Il numero più elevato di contagi in rapporto a 10.000 residenti si registra in Lussemburgo (626,8), seguito dalla Repubblica Cecoslovacca (522,9) e Belgio (519,0). I meno colpiti dalla pandemia sono la Finlandia (51,2), la Grecia (110,1) e la Lettonia (115,1). La mortalità più alta si riscontra in Belgio (15,3), Italia (10,15) e Spagna (9,9), mentre Finlandia (0,8), Cipro (0,8) ed Estonia (1,0) sono i Paesi meno colpiti. Ponendo l’attenzione sul rapporto tra decessi e contagiati (letalità), anche le analisi a livello europeo registrano una elevata variabilità, il confronto con la popolazione anziana (ultra 65 anni) evidenzia una correlazione non significativa, in altre parole l’eccesso di mortalità dei contagiati non dipende, o dipende in minima parte, dalla struttura anziana della popolazione. Anche in Europa, analizzando la letalità del covid registrata nei singoli Paesi in relazione alla percentuale di anziani, si possono osservare differenze significative. Ad esempio, nella fascia con la quota di anziani più elevata, la letalità varia da 1,3 della Lettonia a 3,1 per 10.000 abitanti della Bulgaria; nei Paesi con la più bassa percentuale di anziani, la letalità varia da 0,5 registrata a Cipro a 3,5 per 10.000 abitanti rilevata in Gran Bretagna.
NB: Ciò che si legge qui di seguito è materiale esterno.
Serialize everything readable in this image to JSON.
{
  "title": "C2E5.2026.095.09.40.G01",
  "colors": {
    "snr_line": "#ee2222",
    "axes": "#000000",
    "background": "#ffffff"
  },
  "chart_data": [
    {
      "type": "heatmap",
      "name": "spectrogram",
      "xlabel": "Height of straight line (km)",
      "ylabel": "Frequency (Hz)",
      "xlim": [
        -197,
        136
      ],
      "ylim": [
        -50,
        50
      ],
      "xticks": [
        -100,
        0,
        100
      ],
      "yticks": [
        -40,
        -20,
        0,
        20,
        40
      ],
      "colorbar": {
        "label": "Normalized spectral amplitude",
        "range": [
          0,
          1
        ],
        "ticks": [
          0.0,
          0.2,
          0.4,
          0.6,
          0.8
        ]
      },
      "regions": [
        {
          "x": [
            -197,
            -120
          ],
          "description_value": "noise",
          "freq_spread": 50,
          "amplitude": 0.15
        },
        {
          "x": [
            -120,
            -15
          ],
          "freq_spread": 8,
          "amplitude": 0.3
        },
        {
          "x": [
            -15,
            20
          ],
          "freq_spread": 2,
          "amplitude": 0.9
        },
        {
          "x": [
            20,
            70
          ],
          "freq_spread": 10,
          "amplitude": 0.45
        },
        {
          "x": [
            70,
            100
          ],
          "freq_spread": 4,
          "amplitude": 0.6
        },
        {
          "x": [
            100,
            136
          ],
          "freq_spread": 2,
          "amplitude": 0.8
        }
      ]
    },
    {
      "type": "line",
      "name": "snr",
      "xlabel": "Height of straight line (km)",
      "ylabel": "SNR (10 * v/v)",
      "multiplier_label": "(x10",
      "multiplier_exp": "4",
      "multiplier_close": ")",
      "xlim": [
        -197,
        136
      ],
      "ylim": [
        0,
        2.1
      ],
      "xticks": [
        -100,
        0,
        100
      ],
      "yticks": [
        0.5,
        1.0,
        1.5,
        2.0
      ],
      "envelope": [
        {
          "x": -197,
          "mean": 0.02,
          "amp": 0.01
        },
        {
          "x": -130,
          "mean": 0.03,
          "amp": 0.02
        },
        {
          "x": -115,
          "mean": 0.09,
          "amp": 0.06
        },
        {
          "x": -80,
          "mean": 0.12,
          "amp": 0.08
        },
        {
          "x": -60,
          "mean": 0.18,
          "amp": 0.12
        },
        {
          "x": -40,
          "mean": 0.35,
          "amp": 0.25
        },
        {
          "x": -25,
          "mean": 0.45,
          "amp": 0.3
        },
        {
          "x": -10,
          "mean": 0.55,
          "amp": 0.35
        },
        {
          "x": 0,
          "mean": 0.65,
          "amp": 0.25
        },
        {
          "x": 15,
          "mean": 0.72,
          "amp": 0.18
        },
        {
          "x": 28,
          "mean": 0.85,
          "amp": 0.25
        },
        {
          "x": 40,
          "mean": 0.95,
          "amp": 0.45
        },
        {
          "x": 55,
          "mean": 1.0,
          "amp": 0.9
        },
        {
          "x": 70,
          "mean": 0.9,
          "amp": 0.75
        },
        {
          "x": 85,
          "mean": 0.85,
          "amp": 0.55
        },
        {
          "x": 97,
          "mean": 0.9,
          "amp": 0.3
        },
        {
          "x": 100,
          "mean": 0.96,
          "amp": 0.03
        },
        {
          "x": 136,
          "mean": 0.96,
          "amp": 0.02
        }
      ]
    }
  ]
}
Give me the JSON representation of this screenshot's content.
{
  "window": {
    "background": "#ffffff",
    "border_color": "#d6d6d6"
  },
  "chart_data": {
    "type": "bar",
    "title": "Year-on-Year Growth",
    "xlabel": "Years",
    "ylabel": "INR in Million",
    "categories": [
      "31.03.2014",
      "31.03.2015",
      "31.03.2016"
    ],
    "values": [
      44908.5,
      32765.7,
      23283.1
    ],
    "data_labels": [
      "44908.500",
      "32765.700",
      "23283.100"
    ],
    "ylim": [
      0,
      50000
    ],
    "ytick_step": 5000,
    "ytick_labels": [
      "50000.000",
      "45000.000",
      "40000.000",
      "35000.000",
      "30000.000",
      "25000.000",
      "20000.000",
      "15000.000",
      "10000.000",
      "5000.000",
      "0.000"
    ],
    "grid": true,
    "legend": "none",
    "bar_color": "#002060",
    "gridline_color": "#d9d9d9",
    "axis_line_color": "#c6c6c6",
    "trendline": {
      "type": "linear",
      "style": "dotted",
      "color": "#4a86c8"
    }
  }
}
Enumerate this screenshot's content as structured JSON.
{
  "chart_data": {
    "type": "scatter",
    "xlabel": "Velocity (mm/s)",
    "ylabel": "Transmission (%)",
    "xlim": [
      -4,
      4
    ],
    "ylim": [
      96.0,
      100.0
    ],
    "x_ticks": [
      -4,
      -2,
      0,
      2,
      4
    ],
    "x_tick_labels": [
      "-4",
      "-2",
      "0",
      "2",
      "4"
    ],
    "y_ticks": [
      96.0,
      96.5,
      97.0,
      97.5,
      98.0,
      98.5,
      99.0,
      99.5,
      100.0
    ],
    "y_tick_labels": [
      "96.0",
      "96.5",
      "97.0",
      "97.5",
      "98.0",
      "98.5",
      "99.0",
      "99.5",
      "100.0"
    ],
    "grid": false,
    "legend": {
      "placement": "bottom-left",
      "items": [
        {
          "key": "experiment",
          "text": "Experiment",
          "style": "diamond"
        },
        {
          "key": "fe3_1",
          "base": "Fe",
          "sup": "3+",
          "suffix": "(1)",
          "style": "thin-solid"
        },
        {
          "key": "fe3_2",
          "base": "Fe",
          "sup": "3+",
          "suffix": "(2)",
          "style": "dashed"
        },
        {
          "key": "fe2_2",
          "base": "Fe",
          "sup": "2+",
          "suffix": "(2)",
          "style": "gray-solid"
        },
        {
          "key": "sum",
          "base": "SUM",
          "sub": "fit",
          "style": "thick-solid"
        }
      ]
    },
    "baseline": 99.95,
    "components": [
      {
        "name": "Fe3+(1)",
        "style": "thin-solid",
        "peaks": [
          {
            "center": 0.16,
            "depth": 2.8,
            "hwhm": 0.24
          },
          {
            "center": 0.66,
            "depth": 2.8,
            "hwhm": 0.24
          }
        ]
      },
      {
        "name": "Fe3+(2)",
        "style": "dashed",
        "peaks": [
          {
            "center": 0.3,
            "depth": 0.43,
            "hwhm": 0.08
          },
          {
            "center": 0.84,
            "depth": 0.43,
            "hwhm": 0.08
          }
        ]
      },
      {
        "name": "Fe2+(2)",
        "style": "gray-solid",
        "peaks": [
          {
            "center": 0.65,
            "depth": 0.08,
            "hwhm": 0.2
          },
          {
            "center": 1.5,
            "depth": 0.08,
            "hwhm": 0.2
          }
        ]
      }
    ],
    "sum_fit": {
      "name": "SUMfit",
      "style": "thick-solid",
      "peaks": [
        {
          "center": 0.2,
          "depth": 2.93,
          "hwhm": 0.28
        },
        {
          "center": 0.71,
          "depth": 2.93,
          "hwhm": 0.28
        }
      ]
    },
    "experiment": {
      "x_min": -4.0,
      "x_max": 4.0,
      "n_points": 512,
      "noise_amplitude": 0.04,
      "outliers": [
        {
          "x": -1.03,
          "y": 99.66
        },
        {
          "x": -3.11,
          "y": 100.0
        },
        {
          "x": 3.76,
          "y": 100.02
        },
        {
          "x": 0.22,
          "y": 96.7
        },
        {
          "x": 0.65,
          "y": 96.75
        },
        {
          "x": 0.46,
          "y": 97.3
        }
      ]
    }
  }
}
L’Italia, come abbiamo visto, ha una elevata letalità, a fronte di un tasso di contagi che ci colloca nella fascia centrale della graduatoria europea.
Dai dati sappiamo che i decessi da covid sono avvenuti soprattutto tra gli anziani e il nostro Paese, a livello europeo, è primo per quota di anziani, ma, per quanto appena riferito, questo spiega solo in parte tale mortalità. Come appena anticipato, la situazione peggiore si riscontra in Gran Bretagna, il Paese con la letalità più elevata, nonostante abbia una popolazione relativamente giovane rispetto a molti altri Stati europei. Anche l’Irlanda evidenzia una letalità elevata in rapporto alla quota di anziani. In generale, dal Grafico 2 si evidenziano situazioni molto differenziati rispetto alla letalità a parità di quota di popolazione anziana per le quali andrebbero capite le ragioni.